The patch should be included in the daily builds available at
http://dev-builds.libreoffice.org/daily/ in the next 24-48 hours. More
information about daily builds can be found at:
http://wiki.documentfoundation.org/Testing_Daily_Builds

Affected users are encouraged to test the fix and report feedback.
Comment 26 Chris Sherlock 2016-02-14 02:15:15 UTC
Whilst I've committed the patch (thanks whoever posted this - libreoffice@arbuijn.dds.nl, and Mike of course), there are still some unresolved questions. Especially around potential tracking!

I've posted on the dev mailing list asking for feedback on whether there is anything further we should be doing.
Comment 27 Cor Nouws 2016-02-14 10:06:40 UTC
Hi Jeroen,

(In reply to Jeroen Hoek from comment #23)
> [...]  which then generates a
> document that is almost, but not quite, completely unlike a proper OOXML
> document. [...] This may be one of those cases.

Do I read that right "completely unlike a proper.." 

> That is, the cause may be incompetence rather than malice, although it would
> be quite interesting to actually find a government created document that
> does phone home with tracking information!

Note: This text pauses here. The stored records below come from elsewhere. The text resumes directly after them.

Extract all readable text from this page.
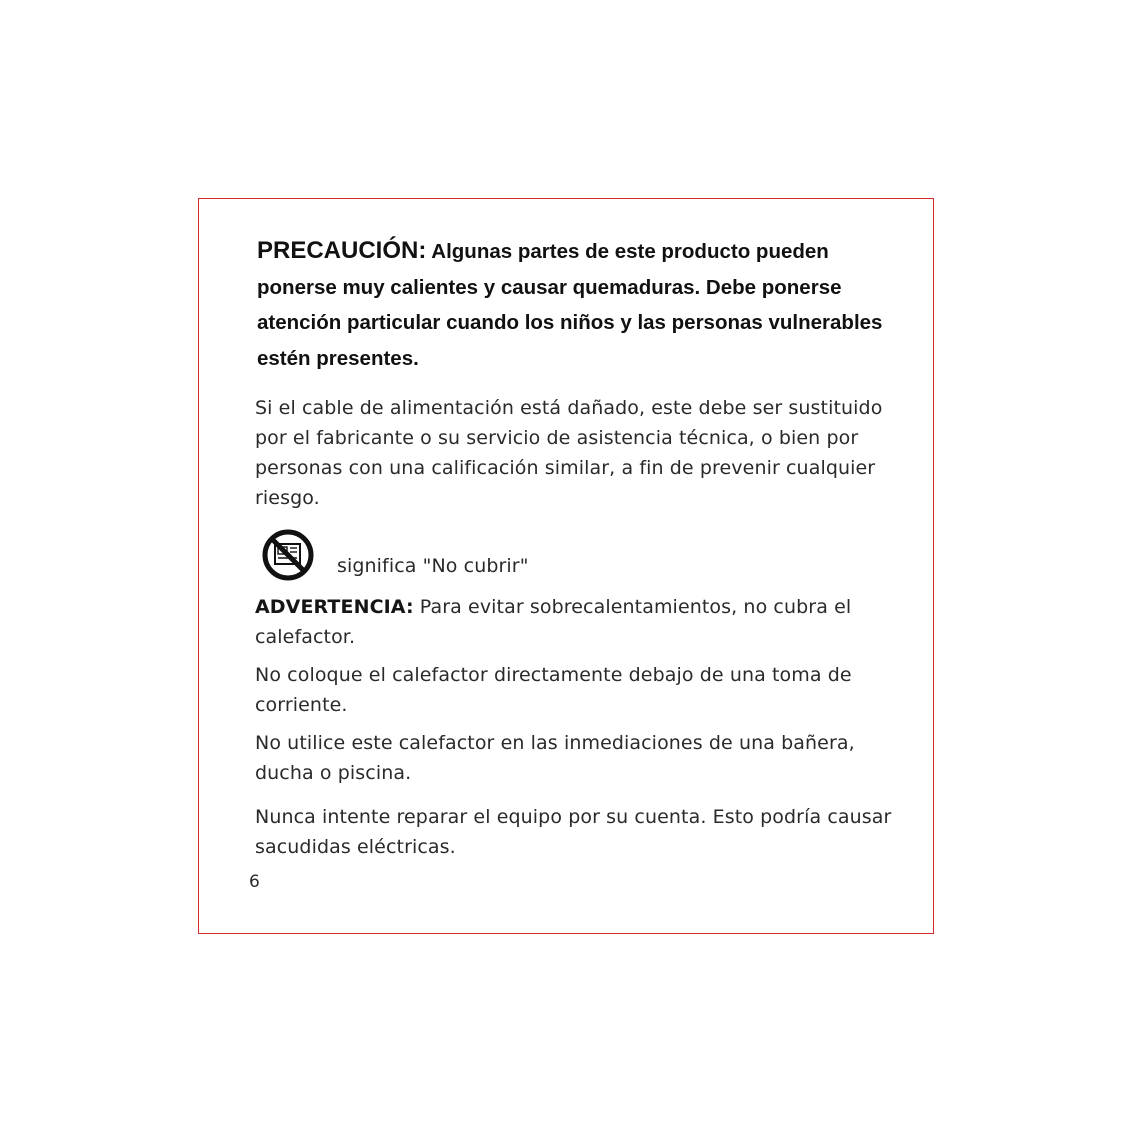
PRECAUCIÓN: Algunas partes de este producto pueden ponerse muy calientes y causar quemaduras. Debe ponerse atención particular cuando los niños y las personas vulnerables estén presentes.

Si el cable de alimentación está dañado, este debe ser sustituido por el fabricante o su servicio de asistencia técnica, o bien por personas con una calificación similar, a fin de prevenir cualquier riesgo.

significa "No cubrir"

ADVERTENCIA: Para evitar sobrecalentamientos, no cubra el calefactor.

No coloque el calefactor directamente debajo de una toma de corriente.

No utilice este calefactor en las inmediaciones de una bañera, ducha o piscina.

Nunca intente reparar el equipo por su cuenta. Esto podría causar sacudidas eléctricas.

6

But I guess the 0x0 graphic must be seen as unrelated?
Comment 28 Cor Nouws 2016-06-20 12:21:12 UTC
In 5.2 this opens now.
In 5.0.x and 5.1.x it does not.
@Mike, *
Can 654f6ff28d7a148950b48ed8905d8f13a015a5b5 be backported please?
Comment 29 Commit Notification 2016-07-13 20:16:05 UTC
Mike Kaganski committed a patch related to this issue.
It has been pushed to "libreoffice-5-1":

http://cgit.freedesktop.org/libreoffice/core/commit/?id=88dc41490189a6ccc218c633c6385d4e99af0216&h=libreoffice-5-1

tdf#92157: allow both dimensions of a graphic to be 0

It will be available in 5.1.6.

The patch should be included in the daily builds available at
http://dev-builds.libreoffice.org/daily/ in the next 24-48 hours. More
information about daily builds can be found at:
http://wiki.documentfoundation.org/Testing_Daily_Builds

Affected users are encouraged to test the fix and report feedback.